El fuego fue detectado en torno al mediodía, entre las doce y la una, y según las primeras informaciones habría sido declarado sobre las 13:08 por un vigilante fijo. Desde entonces las llamas han seguido avanzando en una jornada especialmente delicada, marcada por el elevado riesgo de incendios forestales y por varios avisos rojos por altas temperaturas en buena parte del país, que complican las labores de extinción.
En las tareas de extinción trabajan 14 medios aéreos, 28 medios terrestres y más de un centenar de efectivos, que tratan de frenar el avance de un incendio que ya ha calcinado alrededor de 600 hectáreas. Desde el punto en el que se encuentran desplegados los equipos son visibles varias columnas de humo, una señal de que el fuego sigue sin estar controlado y de que el operativo continúa centrado en contener su expansión.
Ambos municipios, Hinojosas de Calatrava y Cabezas Rubias del Puerto, permanecen confinados por la cercanía del humo. Entre las dos localidades suman alrededor de 1.000 habitantes, que se han visto directamente afectados por la evolución del incendio y por las medidas de seguridad adoptadas para protegerlos de las llamas y del aire cargado de humo que ha llegado hasta los cascos urbanos.
Esta misma tarde, los vecinos de la zona han recibido en sus teléfonos móviles un mensaje de la aplicación Es-Alert, de protección civil. En él se pide a la población que permanezca en el interior de sus viviendas, una recomendación habitual cuando el humo y el fuego se aproximan a los núcleos habitados y conviene evitar tanto la exposición directa como los desplazamientos innecesarios por la zona afectada.
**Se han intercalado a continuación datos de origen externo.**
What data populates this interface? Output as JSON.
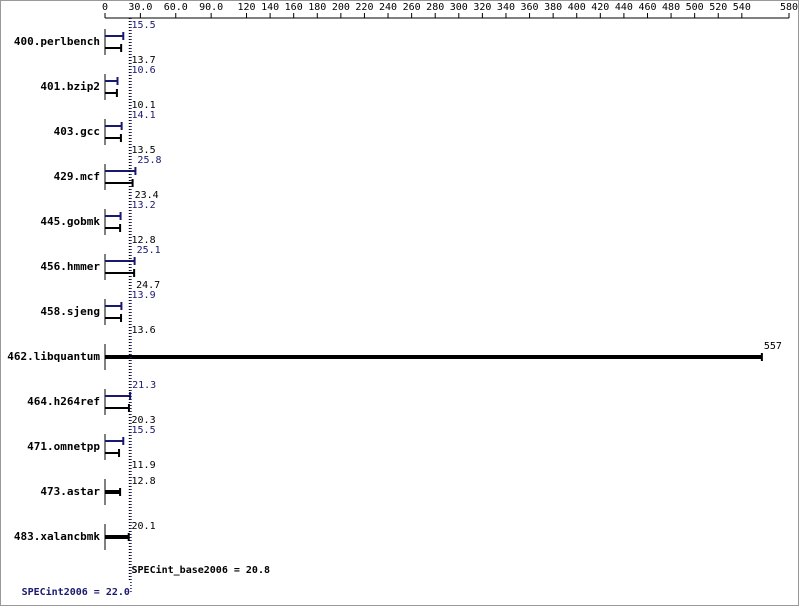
{
  "chart_data": {
    "type": "bar",
    "orientation": "horizontal",
    "categories": [
      "400.perlbench",
      "401.bzip2",
      "403.gcc",
      "429.mcf",
      "445.gobmk",
      "456.hmmer",
      "458.sjeng",
      "462.libquantum",
      "464.h264ref",
      "471.omnetpp",
      "473.astar",
      "483.xalancbmk"
    ],
    "series": [
      {
        "name": "SPECint2006",
        "color": "#191970",
        "values": [
          15.5,
          10.6,
          14.1,
          25.8,
          13.2,
          25.1,
          13.9,
          null,
          21.3,
          15.5,
          null,
          null
        ]
      },
      {
        "name": "SPECint_base2006",
        "color": "#000000",
        "values": [
          13.7,
          10.1,
          13.5,
          23.4,
          12.8,
          24.7,
          13.6,
          557,
          20.3,
          11.9,
          12.8,
          20.1
        ]
      }
    ],
    "reference_lines": [
      {
        "label": "SPECint_base2006 = 20.8",
        "value": 20.8,
        "color": "#000000"
      },
      {
        "label": "SPECint2006 = 22.0",
        "value": 22.0,
        "color": "#191970"
      }
    ],
    "xlim": [
      0,
      580
    ],
    "xticks": [
      0,
      {
        "value": 30,
        "label": "30.0"
      },
      {
        "value": 60,
        "label": "60.0"
      },
      {
        "value": 90,
        "label": "90.0"
      },
      120,
      140,
      160,
      180,
      200,
      220,
      240,
      260,
      280,
      300,
      320,
      340,
      360,
      380,
      400,
      420,
      440,
      460,
      480,
      500,
      520,
      540,
      580
    ]
  }
}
Además del confinamiento, permanece cortada la carretera que une ambas poblaciones, lo que dificulta los desplazamientos en la zona mientras se combaten las llamas. El corte de la vía se enmarca en las medidas de precaución adoptadas para mantener alejada a la población de las áreas por las que avanza el incendio y para facilitar el trabajo de los equipos de emergencia sobre el terreno.
El incendio de Ciudad Real se suma a una jornada complicada en distintos puntos de España, con varios avisos rojos activos y un elevado riesgo de propagación de incendios forestales que se extiende a buena parte de las provincias de Castilla-La Mancha. Los equipos de emergencia siguen trabajando para contener el fuego y evitar que se acerque todavía más a las dos localidades que permanecen confinadas.